Why the AI Act matters now
AI is increasingly being used in decision support, analytics and public services. Banks use AI for credit assessments, insurance companies for risk analysis, and municipalities for welfare-related decisions.
At the same time, the risks – both technical and ethical – are growing. We have already seen alarming examples of how AI-based decisions can ruin people’s lives, such as the use of the COMPAS algorithm within the US justice system (https://link.springer.com/article/10.1007/s10506-024-09389-8).
The AI Act aims to reduce these risks through a risk-based framework where accountability, transparency and security are central principles.
AI Act risk levels at a glance

Key obligations under the AI Act
The AI Act requires organisations to demonstrate that their AI systems are safe, fair and controllable.
Key obligations:
Risk management: Identify and manage risks in every AI system.
Data quality: Ensure that training data is accurate, traceable and governed appropriately.
Technical documentation: Document model architecture, test results and decision-making processes.
Human oversight: AI must not make decisions that directly affect individuals’ rights without human supervision. A human must always be able to intervene, interpret or override an AI-generated decision.
Cybersecurity: Protect against manipulation, data poisoning and model theft. Ensure the robustness of AI models.
Examples from Swedish sectors
Finance and insurance
AI is used for credit assessments, claims handling and fraud detection – all classified as high-risk AI.
Requirements: risk analysis, model reviews, human oversight and data traceability.
Recommendation: integrate AI governance into existing DORA programmes for IT risk and operational resilience.
Public sector
Municipalities and public authorities use AI in decision support, welfare services and document analysis.
Requirements: transparency, traceability and human oversight in all decisions affecting citizens.
Recommendation: identify “shadow AI” – systems being used without formal governance or monitoring.
Healthcare and life sciences
All AI used in diagnostics and treatment is considered high-risk.
Requirements: CE marking, clinical validation and data documentation.
Recommendation: also identify products and systems that use AI indirectly – many are now classified as AI components.
How to prepare
- Map your AI usage: What is being used, by whom and for what purpose?
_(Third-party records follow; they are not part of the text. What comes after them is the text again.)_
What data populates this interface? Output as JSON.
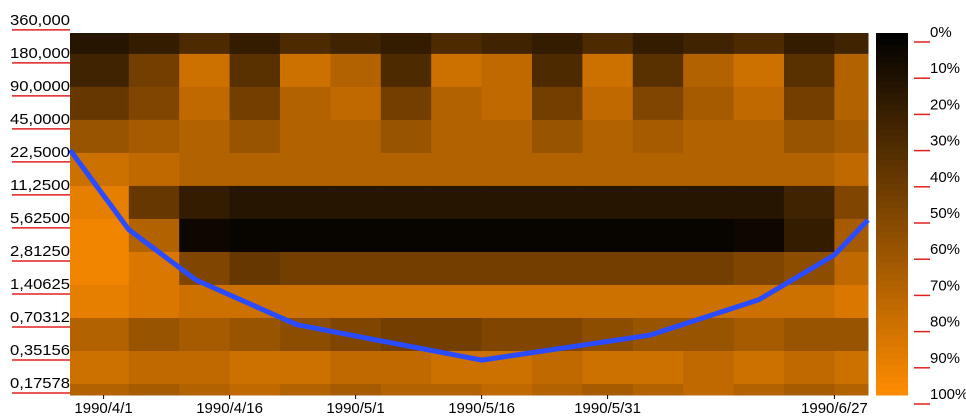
{
  "chart_data": {
    "type": "heatmap",
    "y_scale": "log",
    "ylim": [
      0.1395,
      279
    ],
    "xlim": [
      "1990/3/28",
      "1990/7/1"
    ],
    "yticks": [
      {
        "value": 360,
        "label": "360,000"
      },
      {
        "value": 180,
        "label": "180,000"
      },
      {
        "value": 90,
        "label": "90,0000"
      },
      {
        "value": 45,
        "label": "45,0000"
      },
      {
        "value": 22.5,
        "label": "22,5000"
      },
      {
        "value": 11.25,
        "label": "11,2500"
      },
      {
        "value": 5.625,
        "label": "5,62500"
      },
      {
        "value": 2.8125,
        "label": "2,81250"
      },
      {
        "value": 1.40625,
        "label": "1,40625"
      },
      {
        "value": 0.70312,
        "label": "0,70312"
      },
      {
        "value": 0.35156,
        "label": "0,35156"
      },
      {
        "value": 0.17578,
        "label": "0,17578"
      }
    ],
    "xticks": [
      "1990/4/1",
      "1990/4/16",
      "1990/5/1",
      "1990/5/16",
      "1990/5/31",
      "1990/6/27"
    ],
    "x_edges": [
      "1990/3/28",
      "1990/4/4",
      "1990/4/10",
      "1990/4/16",
      "1990/4/22",
      "1990/4/28",
      "1990/5/4",
      "1990/5/10",
      "1990/5/16",
      "1990/5/22",
      "1990/5/28",
      "1990/6/3",
      "1990/6/9",
      "1990/6/15",
      "1990/6/21",
      "1990/6/27",
      "1990/7/1"
    ],
    "y_edges": [
      279,
      180,
      90,
      45,
      22.5,
      11.25,
      5.625,
      2.8125,
      1.40625,
      0.70312,
      0.35156,
      0.17578,
      0.1395
    ],
    "z": [
      [
        15,
        20,
        30,
        20,
        30,
        25,
        20,
        30,
        25,
        20,
        30,
        20,
        25,
        30,
        20,
        25
      ],
      [
        25,
        45,
        80,
        35,
        80,
        70,
        30,
        80,
        75,
        30,
        80,
        35,
        70,
        80,
        35,
        70
      ],
      [
        40,
        50,
        75,
        45,
        70,
        75,
        45,
        70,
        75,
        45,
        75,
        50,
        65,
        75,
        45,
        70
      ],
      [
        60,
        65,
        70,
        60,
        70,
        70,
        60,
        70,
        70,
        60,
        70,
        65,
        70,
        70,
        60,
        65
      ],
      [
        80,
        75,
        70,
        70,
        70,
        70,
        70,
        70,
        70,
        70,
        70,
        70,
        70,
        70,
        70,
        75
      ],
      [
        90,
        40,
        20,
        15,
        15,
        15,
        15,
        15,
        15,
        15,
        15,
        15,
        15,
        15,
        25,
        50
      ],
      [
        95,
        70,
        5,
        3,
        3,
        3,
        3,
        3,
        3,
        3,
        3,
        3,
        3,
        5,
        20,
        65
      ],
      [
        95,
        85,
        50,
        40,
        45,
        45,
        45,
        45,
        45,
        45,
        45,
        45,
        45,
        50,
        55,
        75
      ],
      [
        90,
        85,
        80,
        80,
        80,
        80,
        80,
        80,
        80,
        80,
        80,
        80,
        80,
        80,
        80,
        85
      ],
      [
        70,
        60,
        65,
        60,
        55,
        50,
        45,
        45,
        50,
        50,
        55,
        60,
        60,
        65,
        60,
        60
      ],
      [
        80,
        75,
        75,
        80,
        80,
        75,
        75,
        80,
        80,
        75,
        80,
        80,
        75,
        80,
        75,
        80
      ],
      [
        70,
        65,
        70,
        75,
        70,
        65,
        70,
        70,
        75,
        70,
        65,
        70,
        75,
        70,
        65,
        70
      ]
    ],
    "colormap": [
      "#000000",
      "#ff8c00"
    ],
    "clim": [
      0,
      100
    ],
    "colorbar_ticks": [
      {
        "value": 0,
        "label": "0%"
      },
      {
        "value": 10,
        "label": "10%"
      },
      {
        "value": 20,
        "label": "20%"
      },
      {
        "value": 30,
        "label": "30%"
      },
      {
        "value": 40,
        "label": "40%"
      },
      {
        "value": 50,
        "label": "50%"
      },
      {
        "value": 60,
        "label": "60%"
      },
      {
        "value": 70,
        "label": "70%"
      },
      {
        "value": 80,
        "label": "80%"
      },
      {
        "value": 90,
        "label": "90%"
      },
      {
        "value": 100,
        "label": "100%"
      }
    ],
    "tick_color": "#e02020",
    "cone": {
      "color": "#2a4bff",
      "x": [
        "1990/3/28",
        "1990/4/4",
        "1990/4/12",
        "1990/4/24",
        "1990/5/16",
        "1990/6/5",
        "1990/6/18",
        "1990/6/27",
        "1990/7/1"
      ],
      "values": [
        23.9,
        4.5,
        1.56,
        0.61,
        0.29,
        0.49,
        1.03,
        2.64,
        5.5
      ]
    }
  }
}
- Classify risk levels: Determine whether the system is prohibited, high-risk or limited-risk. Immediately phase out any prohibited systems.
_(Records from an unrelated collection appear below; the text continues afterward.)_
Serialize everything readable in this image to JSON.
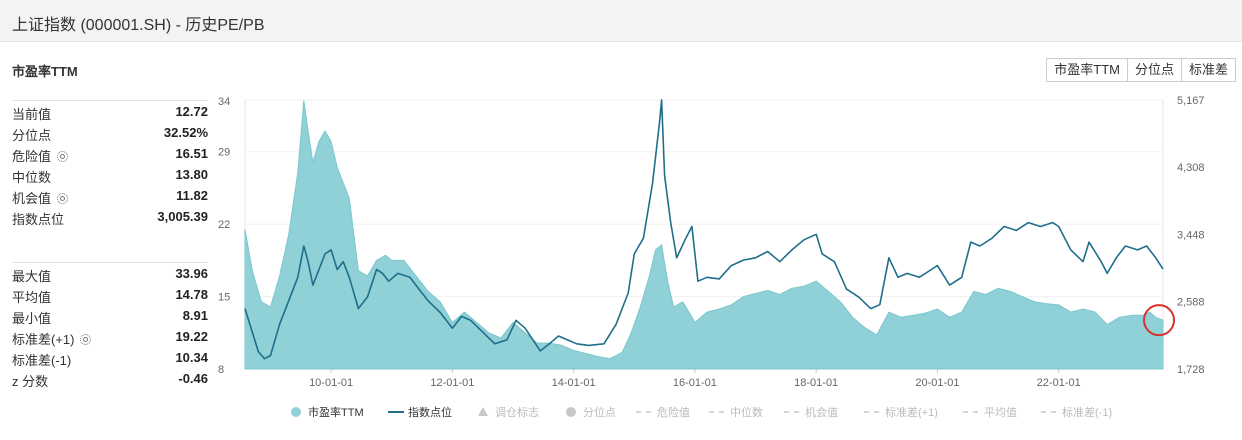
{
  "window": {
    "title": "上证指数 (000001.SH) - 历史PE/PB"
  },
  "section": {
    "title": "市盈率TTM"
  },
  "tabs": [
    "市盈率TTM",
    "分位点",
    "标准差"
  ],
  "stats_top": [
    {
      "label": "当前值",
      "value": "12.72",
      "gear": false
    },
    {
      "label": "分位点",
      "value": "32.52%",
      "gear": false
    },
    {
      "label": "危险值",
      "value": "16.51",
      "gear": true
    },
    {
      "label": "中位数",
      "value": "13.80",
      "gear": false
    },
    {
      "label": "机会值",
      "value": "11.82",
      "gear": true
    },
    {
      "label": "指数点位",
      "value": "3,005.39",
      "gear": false
    }
  ],
  "stats_bottom": [
    {
      "label": "最大值",
      "value": "33.96",
      "gear": false
    },
    {
      "label": "平均值",
      "value": "14.78",
      "gear": false
    },
    {
      "label": "最小值",
      "value": "8.91",
      "gear": false
    },
    {
      "label": "标准差(+1)",
      "value": "19.22",
      "gear": true
    },
    {
      "label": "标准差(-1)",
      "value": "10.34",
      "gear": false
    },
    {
      "label": "z 分数",
      "value": "-0.46",
      "gear": false
    }
  ],
  "colors": {
    "pe_fill": "#8fd1d6",
    "pe_line": "#7cc7cd",
    "index_line": "#1f6f8b",
    "highlight": "#d9302c"
  },
  "chart_data": {
    "type": "area",
    "left_axis": {
      "ticks": [
        34,
        29,
        22,
        15,
        8
      ],
      "min": 8,
      "max": 34
    },
    "right_axis": {
      "ticks": [
        "5,167",
        "4,308",
        "3,448",
        "2,588",
        "1,728"
      ],
      "min": 1728,
      "max": 5167
    },
    "x_tick_labels": [
      "10-01-01",
      "12-01-01",
      "14-01-01",
      "16-01-01",
      "18-01-01",
      "20-01-01",
      "22-01-01"
    ],
    "x_ticks_year": [
      2010,
      2012,
      2014,
      2016,
      2018,
      2020,
      2022
    ],
    "x_range": [
      2008.58,
      2023.72
    ],
    "series": [
      {
        "name": "市盈率TTM",
        "kind": "area",
        "axis": "left",
        "points": [
          [
            2008.58,
            21.5
          ],
          [
            2008.7,
            17.5
          ],
          [
            2008.85,
            14.5
          ],
          [
            2009.0,
            14.0
          ],
          [
            2009.15,
            17
          ],
          [
            2009.3,
            21
          ],
          [
            2009.45,
            27
          ],
          [
            2009.55,
            33.96
          ],
          [
            2009.62,
            31
          ],
          [
            2009.7,
            28
          ],
          [
            2009.8,
            30
          ],
          [
            2009.9,
            31
          ],
          [
            2010.0,
            30
          ],
          [
            2010.1,
            27.5
          ],
          [
            2010.2,
            26
          ],
          [
            2010.3,
            24.5
          ],
          [
            2010.45,
            17.5
          ],
          [
            2010.6,
            17
          ],
          [
            2010.75,
            18.5
          ],
          [
            2010.9,
            19
          ],
          [
            2011.0,
            18.5
          ],
          [
            2011.2,
            18.5
          ],
          [
            2011.4,
            17
          ],
          [
            2011.6,
            15.5
          ],
          [
            2011.8,
            14.5
          ],
          [
            2012.0,
            12.5
          ],
          [
            2012.2,
            13.5
          ],
          [
            2012.4,
            12.5
          ],
          [
            2012.6,
            11.5
          ],
          [
            2012.8,
            11
          ],
          [
            2013.0,
            12.5
          ],
          [
            2013.2,
            11.5
          ],
          [
            2013.4,
            10.5
          ],
          [
            2013.6,
            10.5
          ],
          [
            2013.8,
            10.3
          ],
          [
            2014.0,
            9.8
          ],
          [
            2014.2,
            9.5
          ],
          [
            2014.4,
            9.2
          ],
          [
            2014.6,
            9.0
          ],
          [
            2014.8,
            9.6
          ],
          [
            2014.95,
            11.5
          ],
          [
            2015.1,
            14
          ],
          [
            2015.25,
            17
          ],
          [
            2015.35,
            19.5
          ],
          [
            2015.45,
            20
          ],
          [
            2015.55,
            16.5
          ],
          [
            2015.65,
            14
          ],
          [
            2015.8,
            14.5
          ],
          [
            2016.0,
            12.5
          ],
          [
            2016.2,
            13.5
          ],
          [
            2016.4,
            13.8
          ],
          [
            2016.6,
            14.2
          ],
          [
            2016.8,
            15
          ],
          [
            2017.0,
            15.3
          ],
          [
            2017.2,
            15.6
          ],
          [
            2017.4,
            15.2
          ],
          [
            2017.6,
            15.8
          ],
          [
            2017.8,
            16
          ],
          [
            2018.0,
            16.5
          ],
          [
            2018.2,
            15.5
          ],
          [
            2018.4,
            14.5
          ],
          [
            2018.6,
            13
          ],
          [
            2018.8,
            12
          ],
          [
            2019.0,
            11.3
          ],
          [
            2019.2,
            13.5
          ],
          [
            2019.4,
            13
          ],
          [
            2019.6,
            13.2
          ],
          [
            2019.8,
            13.4
          ],
          [
            2020.0,
            13.8
          ],
          [
            2020.2,
            13
          ],
          [
            2020.4,
            13.5
          ],
          [
            2020.6,
            15.5
          ],
          [
            2020.8,
            15.2
          ],
          [
            2021.0,
            15.8
          ],
          [
            2021.2,
            15.5
          ],
          [
            2021.4,
            15
          ],
          [
            2021.6,
            14.5
          ],
          [
            2021.8,
            14.3
          ],
          [
            2022.0,
            14.2
          ],
          [
            2022.2,
            13.5
          ],
          [
            2022.4,
            13.8
          ],
          [
            2022.6,
            13.5
          ],
          [
            2022.8,
            12.3
          ],
          [
            2023.0,
            13
          ],
          [
            2023.2,
            13.2
          ],
          [
            2023.4,
            13.2
          ],
          [
            2023.5,
            13.5
          ],
          [
            2023.6,
            13
          ],
          [
            2023.72,
            12.72
          ]
        ]
      },
      {
        "name": "指数点位",
        "kind": "line",
        "axis": "right",
        "points": [
          [
            2008.58,
            2500
          ],
          [
            2008.7,
            2200
          ],
          [
            2008.8,
            1950
          ],
          [
            2008.9,
            1860
          ],
          [
            2009.0,
            1900
          ],
          [
            2009.15,
            2300
          ],
          [
            2009.3,
            2600
          ],
          [
            2009.45,
            2900
          ],
          [
            2009.55,
            3300
          ],
          [
            2009.62,
            3100
          ],
          [
            2009.7,
            2800
          ],
          [
            2009.8,
            3000
          ],
          [
            2009.9,
            3200
          ],
          [
            2010.0,
            3250
          ],
          [
            2010.1,
            3000
          ],
          [
            2010.2,
            3100
          ],
          [
            2010.3,
            2900
          ],
          [
            2010.45,
            2500
          ],
          [
            2010.6,
            2650
          ],
          [
            2010.75,
            3000
          ],
          [
            2010.85,
            2950
          ],
          [
            2010.95,
            2850
          ],
          [
            2011.1,
            2950
          ],
          [
            2011.3,
            2900
          ],
          [
            2011.45,
            2750
          ],
          [
            2011.6,
            2600
          ],
          [
            2011.8,
            2450
          ],
          [
            2012.0,
            2250
          ],
          [
            2012.15,
            2400
          ],
          [
            2012.3,
            2350
          ],
          [
            2012.5,
            2200
          ],
          [
            2012.7,
            2050
          ],
          [
            2012.9,
            2100
          ],
          [
            2013.05,
            2350
          ],
          [
            2013.2,
            2250
          ],
          [
            2013.45,
            1960
          ],
          [
            2013.6,
            2050
          ],
          [
            2013.75,
            2150
          ],
          [
            2013.9,
            2100
          ],
          [
            2014.05,
            2050
          ],
          [
            2014.25,
            2030
          ],
          [
            2014.5,
            2050
          ],
          [
            2014.7,
            2300
          ],
          [
            2014.9,
            2700
          ],
          [
            2015.0,
            3200
          ],
          [
            2015.15,
            3400
          ],
          [
            2015.3,
            4100
          ],
          [
            2015.42,
            4900
          ],
          [
            2015.45,
            5167
          ],
          [
            2015.5,
            4200
          ],
          [
            2015.6,
            3600
          ],
          [
            2015.7,
            3150
          ],
          [
            2015.85,
            3400
          ],
          [
            2015.95,
            3550
          ],
          [
            2016.05,
            2850
          ],
          [
            2016.2,
            2900
          ],
          [
            2016.4,
            2880
          ],
          [
            2016.6,
            3050
          ],
          [
            2016.8,
            3120
          ],
          [
            2017.0,
            3150
          ],
          [
            2017.2,
            3230
          ],
          [
            2017.4,
            3100
          ],
          [
            2017.6,
            3250
          ],
          [
            2017.8,
            3380
          ],
          [
            2018.0,
            3450
          ],
          [
            2018.1,
            3200
          ],
          [
            2018.3,
            3100
          ],
          [
            2018.5,
            2750
          ],
          [
            2018.7,
            2650
          ],
          [
            2018.9,
            2500
          ],
          [
            2019.05,
            2550
          ],
          [
            2019.2,
            3150
          ],
          [
            2019.35,
            2900
          ],
          [
            2019.5,
            2950
          ],
          [
            2019.7,
            2900
          ],
          [
            2019.9,
            3000
          ],
          [
            2020.0,
            3050
          ],
          [
            2020.2,
            2800
          ],
          [
            2020.4,
            2900
          ],
          [
            2020.55,
            3350
          ],
          [
            2020.7,
            3300
          ],
          [
            2020.9,
            3400
          ],
          [
            2021.1,
            3550
          ],
          [
            2021.3,
            3500
          ],
          [
            2021.5,
            3600
          ],
          [
            2021.7,
            3550
          ],
          [
            2021.9,
            3600
          ],
          [
            2022.0,
            3550
          ],
          [
            2022.2,
            3250
          ],
          [
            2022.4,
            3100
          ],
          [
            2022.5,
            3350
          ],
          [
            2022.7,
            3100
          ],
          [
            2022.8,
            2950
          ],
          [
            2022.95,
            3150
          ],
          [
            2023.1,
            3300
          ],
          [
            2023.3,
            3250
          ],
          [
            2023.45,
            3300
          ],
          [
            2023.6,
            3150
          ],
          [
            2023.72,
            3005.39
          ]
        ]
      }
    ],
    "legend": [
      "市盈率TTM",
      "指数点位",
      "调仓标志",
      "分位点",
      "危险值",
      "中位数",
      "机会值",
      "标准差(+1)",
      "平均值",
      "标准差(-1)"
    ],
    "legend_position": "bottom",
    "highlight_marker": "current value circle at end of series"
  }
}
- Establish AI governance: Define policies, responsibilities, roles and reporting structures for management.
- Prepare documentation: Retain data, models, training materials and decision logs.
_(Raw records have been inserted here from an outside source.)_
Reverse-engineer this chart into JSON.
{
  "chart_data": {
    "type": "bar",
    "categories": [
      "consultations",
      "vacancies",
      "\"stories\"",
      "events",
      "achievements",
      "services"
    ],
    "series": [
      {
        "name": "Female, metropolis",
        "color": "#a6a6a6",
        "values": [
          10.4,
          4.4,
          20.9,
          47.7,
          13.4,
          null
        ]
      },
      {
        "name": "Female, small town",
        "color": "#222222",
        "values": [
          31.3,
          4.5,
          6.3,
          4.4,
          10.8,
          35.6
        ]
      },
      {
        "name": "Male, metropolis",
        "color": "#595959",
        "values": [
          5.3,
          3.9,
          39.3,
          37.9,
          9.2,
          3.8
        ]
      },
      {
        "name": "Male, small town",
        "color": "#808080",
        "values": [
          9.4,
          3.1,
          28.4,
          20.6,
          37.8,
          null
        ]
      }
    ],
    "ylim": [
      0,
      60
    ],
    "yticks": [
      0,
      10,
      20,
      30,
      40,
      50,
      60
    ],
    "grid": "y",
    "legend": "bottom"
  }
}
- Integrate compliance: Use ISO 27001, DORA and NIS2 as frameworks for AI governance. Building on existing frameworks avoids duplication and ensures cohesive, robust governance.
- Train the organisation: Legal, ethical and technical expertise must work together.
Risk of administrative fines
Prohibited systems: up to EUR 35 million or 7% of global annual turnover.
Non-compliance: up to EUR 15 million or 3%.
Providing incorrect information to supervisory authorities: up to EUR 7.5 million or 1%.